Victor Machado é nutricionista, pós-Graduado em nutrição esportiva e em nutrição Comportamental. Atua com foco em comportamento alimentar e é o idealizador da marca Nutrição Sincera, que tem como objetivo passar informações sobre saúde, alimentação e bem-estar por meio do humor.

Colunista do UOL

27/09/2021 04h00

Com a chegada dos estudos sobre comportamento alimentar, tem sido cada vez mais comum a nutrição ser vista de forma mais ampla e humana. O que antigamente muitas vezes era resumido apenas à bioquímica e fisiologia, hoje em dia dá espaço para análises psicológicas, familiares, além dos fatores ambientais.

Se fizemos uma retrospectiva sobre a forma como o ser humano se alimenta ao longo da sua vida, na infância você mamava sempre que tinha fome, e isso era sinalizado através de um choro. Depois de mamar vinha a saciedade, o leite não necessariamente era "lacfree", não era zero gordura, não precisava ser pesado em uma balança de precisão, além de tudo ninguém dizia que você precisava tomar suplemento, restringir carboidratos ou mamar de 3 em 3 horas.
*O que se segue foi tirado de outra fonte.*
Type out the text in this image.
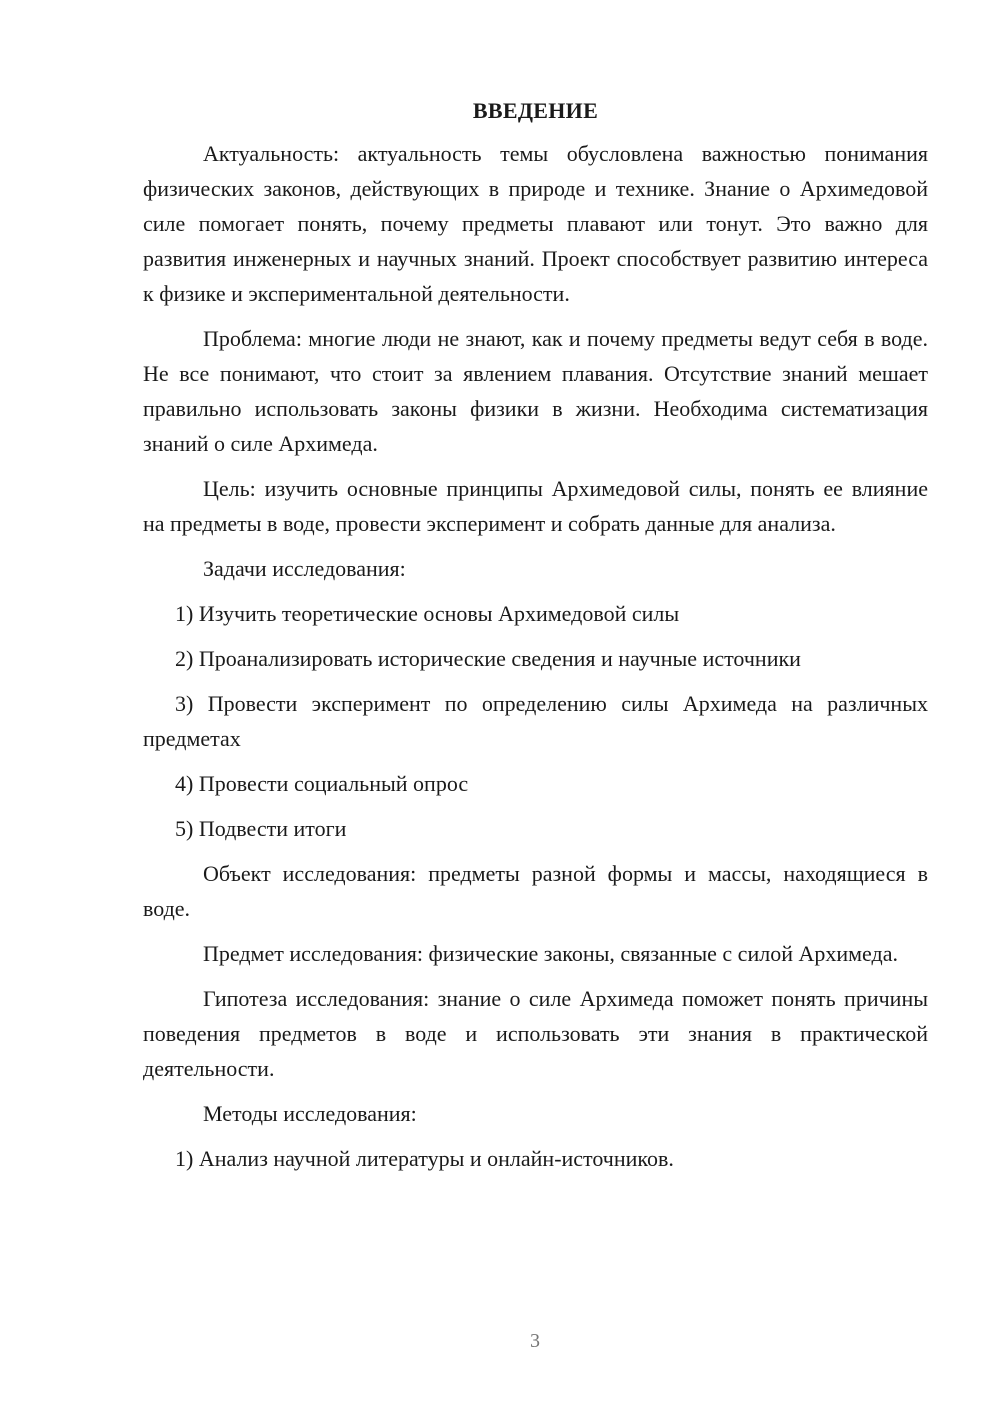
ВВЕДЕНИЕ

Актуальность: актуальность темы обусловлена важностью понимания физических законов, действующих в природе и технике. Знание о Архимедовой силе помогает понять, почему предметы плавают или тонут. Это важно для развития инженерных и научных знаний. Проект способствует развитию интереса к физике и экспериментальной деятельности.

Проблема: многие люди не знают, как и почему предметы ведут себя в воде. Не все понимают, что стоит за явлением плавания. Отсутствие знаний мешает правильно использовать законы физики в жизни. Необходима систематизация знаний о силе Архимеда.

Цель: изучить основные принципы Архимедовой силы, понять ее влияние на предметы в воде, провести эксперимент и собрать данные для анализа.

Задачи исследования:

1) Изучить теоретические основы Архимедовой силы

2) Проанализировать исторические сведения и научные источники

3) Провести эксперимент по определению силы Архимеда на различных предметах

4) Провести социальный опрос

5) Подвести итоги

Объект исследования: предметы разной формы и массы, находящиеся в воде.

Предмет исследования: физические законы, связанные с силой Архимеда.

Гипотеза исследования: знание о силе Архимеда поможет понять причины поведения предметов в воде и использовать эти знания в практической деятельности.

Методы исследования:

1) Анализ научной литературы и онлайн-источников.

3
O que aconteceu que hoje em dia a maioria das pessoas está em busca de uma forma ideal para se alimentar?

De onde vem essa eterna briga com comida na corrida pelo emagrecimento, se antigamente comer era um simples ato de sobrevivência?
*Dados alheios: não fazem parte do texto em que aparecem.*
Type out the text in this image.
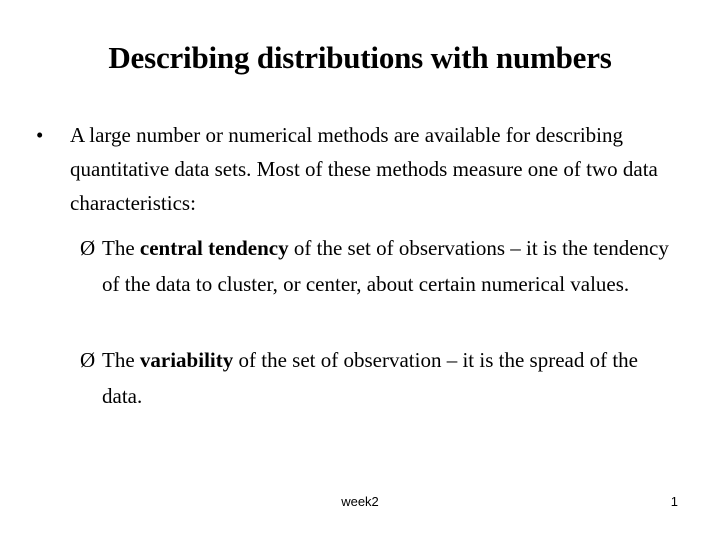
Describing distributions with numbers
• A large number or numerical methods are available for describing quantitative data sets. Most of these methods measure one of two data characteristics:
Ø The central tendency of the set of observations – it is the tendency of the data to cluster, or center, about certain numerical values.
Ø The variability of the set of observation – it is the spread of the data.
week2	1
Algumas respostas têm relação com a forma como as pessoas se enxergam, além da busca por um padrão de beleza imposto pela sociedade. Outra questão é que o terrorismo nutricional, provocado muitas vezes por parte dos profissionais, acabou contribuindo para que a relação com a comida de grande parte da população se tornasse uma eterna tentativa de novas dietas na busca por saúde e principalmente pelo corpo ideal.

As pessoas são conduzidas a acreditar que comer bem tem a ver com força de vontade, foco e fé. Alguns acreditam que aqueles que não se alimentam bem não o fazem porque não querem e tudo se resume acreditar que pode, bastando apenas pensar positivo.

Na verdade, esse pensamento contribui para que muitas pessoas com problemas com o corpo se sintam fracassadas por não conseguirem se alimentar de forma adequada, gerando um sentimento de culpa toda vez que elas não conseguem cumprir com as exigências sociais para fazerem uma dieta rigorosa.

Comer se tornou uma forma de atender exigências externas, além de ser um ato utilitário, ou seja:

"Como para caber no vestido de casamento";

"Como para dar resultado na balança da nutri";

"Como para emagrecer".

Mas onde que fica o comer simplesmente por comer, para se sentir bem, socializar e para confraternizar?

As dietas vieram como estratégias para uma melhor alimentação, mas antes de pensar em seguir uma dieta, concentre-se em entender quais razões o levam a comer da forma que você come. Compreenda o significado do ato de comer para sua vida e, dessa forma, encontre as razões de comer para ter saúde, e não para se encaixar em um padrão social ou atender às expectativas de alguém.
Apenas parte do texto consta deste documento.